Eleven
I buy some sandwich as a lunch replacement in the small lakeside village of Lee Vining where the road up to Tioga Pass branches off of the highway to Bishop. The pass is 3031 meters high and thus requires a 900 meter climb from the lake. It also serves as the eastern entrance into Yosemite National Park. In 2005 Yosemite was the third most visited national park in the US.
Only few of them come down the road from Tioga Pass, anyways. Up here is the more calm part of the park. So, if you plan to visit and go hiking, do it up here. What put me off from a short trip, was the frequent warnings of bears. (Remember? Sissy.) The landscape is a bit twisted. At first it looks a lot like your average coniferous forest. At closer inspection you notice small and medium sized granite blocks strewn liberaly into it. A bit like some ancient god has spiced up the place with a giant salt shaker.
The mountains are granite as well. For the most part they seem to be carved out of a single block of granite. The most famous of them all is Half Dome. Although it is not the highest peak around, it sits very prominently at the end of Yosemite Valley which is where all the action is. Getting there is a forty mile ride from Tioga Pass along winding roads. Takes almost forever.
The valley indeed is quite spectecular. Seven miles long, about a mile wide and bound by granite walls up to 4000 feet high. The amount of people is also quite spectacular. To cope with it, there is two roads, one for each direction. Effectively, there is a freeway down the valley. Near the end, there are huge parking lots but since most people want to be where there is not enough parking space, free shuttle busses are busy running around. They are quite packed. And it is only Monday. I really don’t want to be here on a Saturday or Sunday. In point of fact, I don’t want to be here today either. So after some half-hearted attempt to get a parking space, I flee.
All I miss, is a couple of waterfalls. They are a short walk away from the last parking lots (or the shuttle bus stop if you happen to be late). Given the amount of cars, the walk can’t be much fun. Most likely you will have to avade kids bouncing along the path randomly taking care not to bounce into an armada of strollers yourself.

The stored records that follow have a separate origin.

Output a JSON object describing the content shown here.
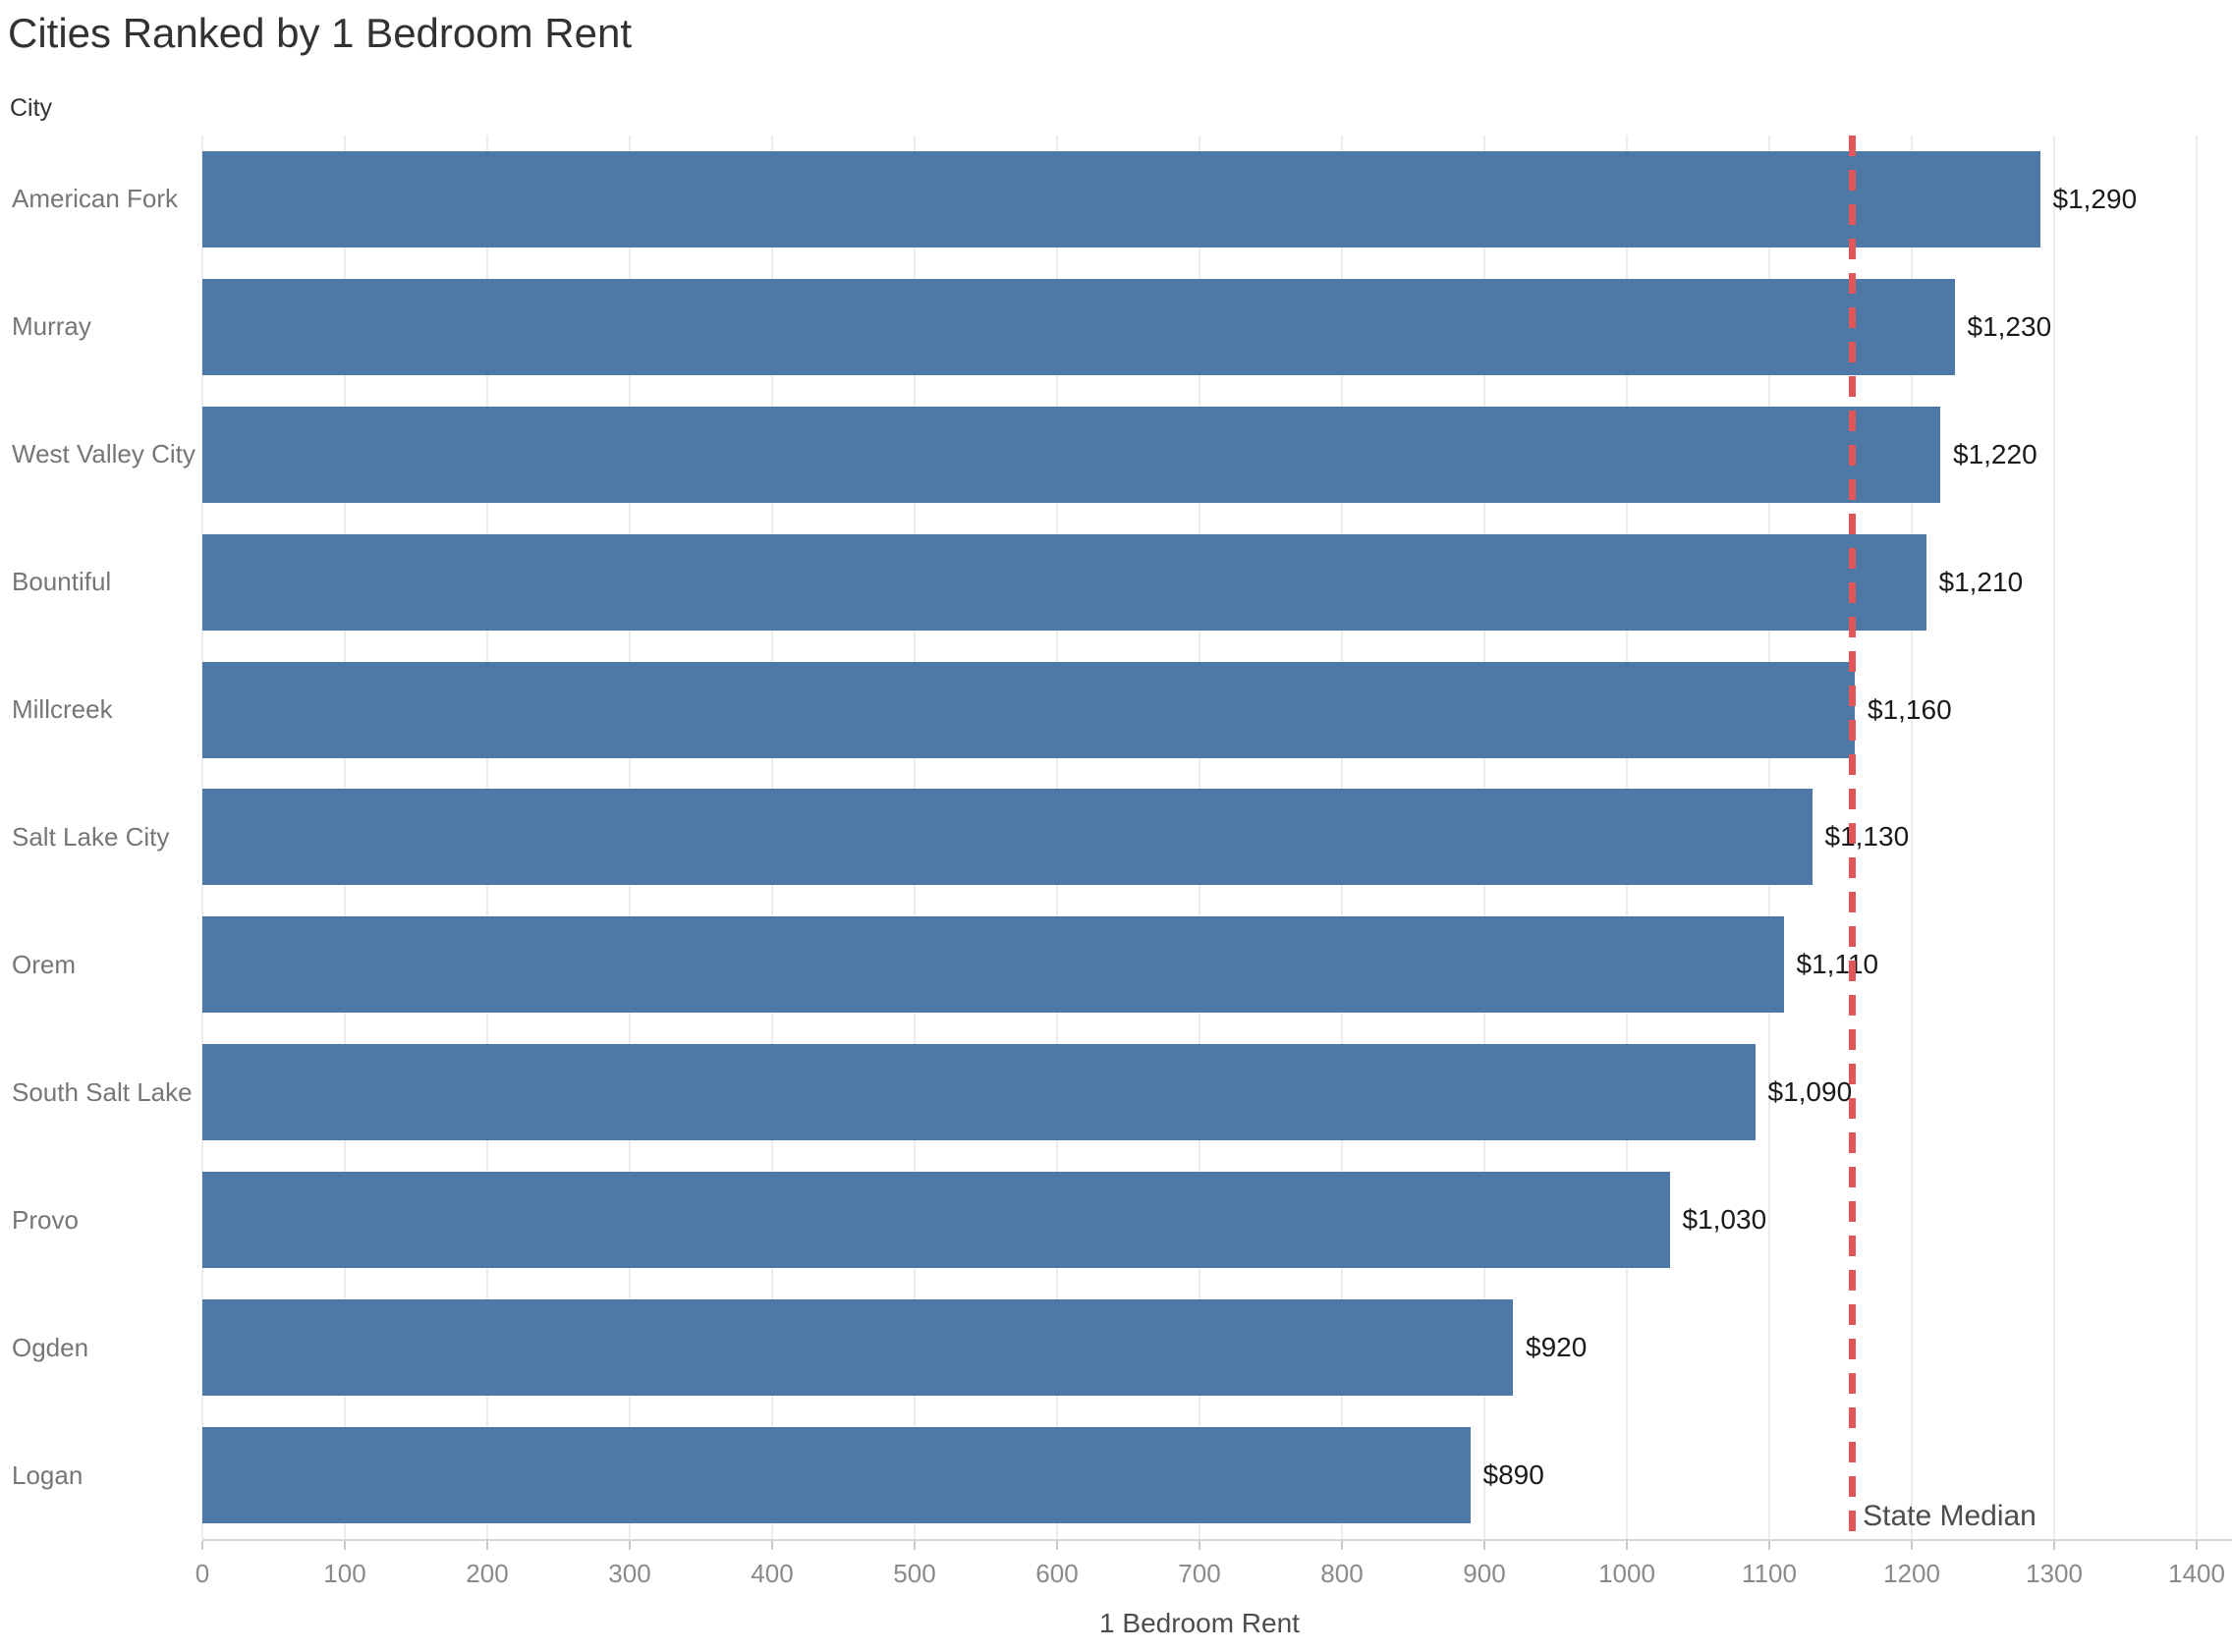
{
  "chart_data": {
    "type": "bar",
    "orientation": "horizontal",
    "title": "Cities Ranked by 1 Bedroom Rent",
    "ylabel": "City",
    "xlabel": "1 Bedroom Rent",
    "categories": [
      "American Fork",
      "Murray",
      "West Valley City",
      "Bountiful",
      "Millcreek",
      "Salt Lake City",
      "Orem",
      "South Salt Lake",
      "Provo",
      "Ogden",
      "Logan"
    ],
    "values": [
      1290,
      1230,
      1220,
      1210,
      1160,
      1130,
      1110,
      1090,
      1030,
      920,
      890
    ],
    "value_labels": [
      "$1,290",
      "$1,230",
      "$1,220",
      "$1,210",
      "$1,160",
      "$1,130",
      "$1,110",
      "$1,090",
      "$1,030",
      "$920",
      "$890"
    ],
    "xlim": [
      0,
      1400
    ],
    "xticks": [
      0,
      100,
      200,
      300,
      400,
      500,
      600,
      700,
      800,
      900,
      1000,
      1100,
      1200,
      1300,
      1400
    ],
    "grid": "vertical",
    "legend": "none",
    "bar_color": "#4e79a7",
    "reference_line": {
      "label": "State Median",
      "value": 1158,
      "style": "dashed",
      "color": "#e15759"
    }
  }
}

Lassen was altogether a much more enjoyable place. Maybe not as grand. But despite a myth all Americans seem to strongly believe in, the grandest ist not always automatically the best. It is probably a good idea to pick the smaller parks. Although I read that Yosemite is really nice in Winter. Driving, however, may be slightly problematic then. The road I choose to leave the park, route 41 south, is again winding and steep and closed in Winter. Given that the clock is now approaching five, it is also quite busy. My original plan was to take this road to Oakhurst, turn right there and go to Merced where it should be possible to find affordable accomodation. Sure, there would have been a more direct route to Merced, but it is most likely even more busy and direct routes are boring anyways.
By the proven method of not following my original plans, I decide on a whim to stick to route 41 and go to Fresno for the night. But the road gets even more busy in Oakhurst and is now effectively one long chain of cars. The map indicates that there should be a road branching off towards Raymond and from there to Merced. The former is easy to find. The latter turns out not to be paved. The next village is 18 miles away. That would be roughly an hour of rather slow driving. I could go back, but that would be boring, too. So I turn north and drive the 25 miles towards the road I would have taken had I stuck to my original plan.
Quite a detour, but a lovely one. The road leads through a lovely hilly landscape with farms here and there. It is also deserted—for half an hour I don’t see any other car. Which finally allows me to enjoy a winding road. Driving in North America is a very nice experience. People are generally very considerate. However, they seem to be having a inbred fear of curves. They happily go fifteen miles over the speed limit. But if they approach the slightest bend in the road, they break down to walking speed and crawl carefully around. With nobody around for miles, I can approach a road winding up and down the hills in the way it is meant to be approached.
Back on the original road, I descend down into San Joaquin Valley, the arrival being easily recogniced by the fact that the road goes dead straight for five miles. There follows a bend in the form of the village of Planada and then another three miles of straight road but now with the Santa Fe railroad to the left. Cruise control becomes a vital piece of equipment. If only theyy would invent steering control for these straight roads. I could take a quick nap, then.
So I have to stay awake until I arrive in Merced. After some random searching I find the area with the motels. It also has some fast food outlets which is fine with me just now.